It may be fortuitous that the Winter Olympics and Lent begin around the same time. Two seasons where challenge and struggle are melded together for a higher purpose give each an added bonus. Lent can take from the Olympics the evidence that practice makes perfect as well as a never give up attitude. The Olympics can take from Lent that higher purpose can motivate us to overcome adversity far more than accolades that will fade and tarnish. But it is what is unseen in preparation that really tells the tale in the success of these two seasons.
We watch Olympic athletes and enjoy the show. But the practices that have preceded the performances are often carried out with no fanfare and not much fun. They are regularly done at inconvenient times when others are asleep or relaxing. They examine and re-examine the finest details of their sport in order to make small changes that may have only a millisecond of difference but may also be the transformation from silver to gold. This is not a game or a pastime for these athletes, it is a passion. The mark of that passion is the preparation for the season that is key to performance. Can Lent be the same?
If we are drawing parallels between the season of the Olympics and the season of Lent, is it possible to imagine ourselves as Olympic caliber Catholics who are preparing for the Lenten season to come? It almost seems comical to consider ourselves at that level of dedication. But if not that, if we are not that passionate to prepare well for the season of Lent, then how would we describe our relationship with Christ in faith? A pastime? A hobby? A curiosity? A club? If so, I imagine that our season of Lent will limp accordingly, and will miserably fail in the project of real preparation to make the Lenten journey the experience of conversion that it is designed to produce. Anything other than a passionate relationship with Christ in the Church simply does not inspire enough to make the sacrifices in preparation for Lent as well as in the season itself.

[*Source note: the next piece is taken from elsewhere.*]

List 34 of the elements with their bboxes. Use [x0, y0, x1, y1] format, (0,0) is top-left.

What sacrifice needs to be engaged in the days before Lent? We are called to dedicate quality time to reflecting and preparing to engage the season well – to hit the ground running. We need to know ourselves well enough to realize the small and not so small adjustments that our faith journey requires to be headed to the medal winners’ platform, rather than losing or worse, being disqualified. We need to select penitential practices of substance, more than the sweet abstaining clichés of our youth. We need to select some reading material that will fuel our minds. We need to carve out regular time for prayer and reflection. We need to consider the poor and how we will make a difference in their lives. Suffice it to say that what every passionate Olympian knows to be true is equally true for every Christian who is even moderately self-reflective: we cannot engage the season unless we prepare well for it. Ash Wednesday is a few days away – get prepared and let the games begin!